Al di là delle norme giuridiche che regolano il nostro vivere, l’amore si fa misura più alta della giustizia, e risolve anche  situazioni apparentemente senza via d’uscita

Come avvocato, non mi mancano le occasioni per esercitare la mia capacità professionale al servizio degli altri, cercando di non mettere limite alla possibilità di amare nelle circostanze concrete. Questo modo di interpretare e condurre la professione spesso produce un radicale cambiamento negli altri.

Un giorno mi ha telefonato una signora. Sua figlia, dopo un litigio con il marito, aveva deciso di separarsi. Il genero aveva trovato un avvocato che – in meno di 24 ore – aveva preparato il ricorso per la separazione consensuale; mancava solo la firma della moglie. La signora, preoccupata, mi chiedeva di intervenire. Sapeva che il gesto dei due giovani era dettato dalla rabbia del momento, e non voleva che questo pregiudicasse il futuro della loro famiglia.

Senza il mandato di una delle parti, non potevo però fare nulla. La signora mi ha chiesto di ricevere comunque la figlia, che avrebbe indirizzato da me con la scusa di sentire il parere di un altro avvocato.

Ho ascoltato a lungo quella giovane moglie e mi sono resa conto che il matrimonio poteva essere salvato e che davvero i due avevano agito d’impulso, senza rendersi conto delle reali conseguenze: la sola firma in calce al ricorso, infatti, avrebbe significato per i due la probabile fine del loro rapporto. Al termine della conversazione la signora mi chiede di rappresentarla in giudizio.

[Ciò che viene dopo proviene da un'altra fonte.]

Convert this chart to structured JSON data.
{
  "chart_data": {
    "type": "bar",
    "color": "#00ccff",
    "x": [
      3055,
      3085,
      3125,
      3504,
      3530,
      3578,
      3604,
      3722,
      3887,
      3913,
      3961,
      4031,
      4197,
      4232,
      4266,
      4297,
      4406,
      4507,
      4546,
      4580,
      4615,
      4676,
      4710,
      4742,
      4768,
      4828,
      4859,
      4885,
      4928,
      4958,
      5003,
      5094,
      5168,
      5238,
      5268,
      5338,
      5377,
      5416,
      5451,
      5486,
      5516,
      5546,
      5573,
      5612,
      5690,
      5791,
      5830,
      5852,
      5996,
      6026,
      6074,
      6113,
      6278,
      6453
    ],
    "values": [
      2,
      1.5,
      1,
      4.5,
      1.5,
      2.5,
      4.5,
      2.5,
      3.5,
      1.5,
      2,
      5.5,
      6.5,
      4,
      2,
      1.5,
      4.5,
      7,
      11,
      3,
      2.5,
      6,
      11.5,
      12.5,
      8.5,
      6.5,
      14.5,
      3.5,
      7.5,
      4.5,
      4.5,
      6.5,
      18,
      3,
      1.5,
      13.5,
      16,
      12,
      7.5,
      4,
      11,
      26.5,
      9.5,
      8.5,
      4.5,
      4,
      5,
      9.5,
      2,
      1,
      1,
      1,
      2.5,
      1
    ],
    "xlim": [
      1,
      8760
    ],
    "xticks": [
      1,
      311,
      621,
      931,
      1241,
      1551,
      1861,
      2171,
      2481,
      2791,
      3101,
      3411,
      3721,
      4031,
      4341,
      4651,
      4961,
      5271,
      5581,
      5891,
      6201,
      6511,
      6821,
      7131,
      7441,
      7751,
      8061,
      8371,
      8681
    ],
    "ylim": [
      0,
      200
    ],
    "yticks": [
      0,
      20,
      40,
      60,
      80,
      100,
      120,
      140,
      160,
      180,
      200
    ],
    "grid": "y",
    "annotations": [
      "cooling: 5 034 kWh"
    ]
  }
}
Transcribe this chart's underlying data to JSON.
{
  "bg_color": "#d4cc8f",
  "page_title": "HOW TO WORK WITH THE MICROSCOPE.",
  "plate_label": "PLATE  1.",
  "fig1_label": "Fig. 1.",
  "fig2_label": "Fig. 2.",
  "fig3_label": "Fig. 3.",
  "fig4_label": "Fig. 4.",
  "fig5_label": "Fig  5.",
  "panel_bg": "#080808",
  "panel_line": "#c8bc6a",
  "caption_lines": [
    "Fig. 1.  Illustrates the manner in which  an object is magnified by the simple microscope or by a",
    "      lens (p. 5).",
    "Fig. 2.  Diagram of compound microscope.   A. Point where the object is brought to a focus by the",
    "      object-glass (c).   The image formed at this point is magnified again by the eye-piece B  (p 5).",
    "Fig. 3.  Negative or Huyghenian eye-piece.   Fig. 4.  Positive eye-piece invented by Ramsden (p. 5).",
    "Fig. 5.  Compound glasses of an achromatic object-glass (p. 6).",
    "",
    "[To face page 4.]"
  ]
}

Telefono così al collega che aveva preparato il ricorso, dicendogli che prima di fare una separazione sono solita approfondire bene le ragioni della crisi coniugale e che 24 ore non mi erano sufficienti. Mi sono fatta mandare la bozza del ricorso. Dopo alcuni giorni ho richiamato la signora. Mi ha risposto che sia lei che il marito avevano avuto un ripensamento e avevano deciso di ritornare sui loro passi. Ultimamente ho saputo che adesso hanno anche due bellissimi bambini.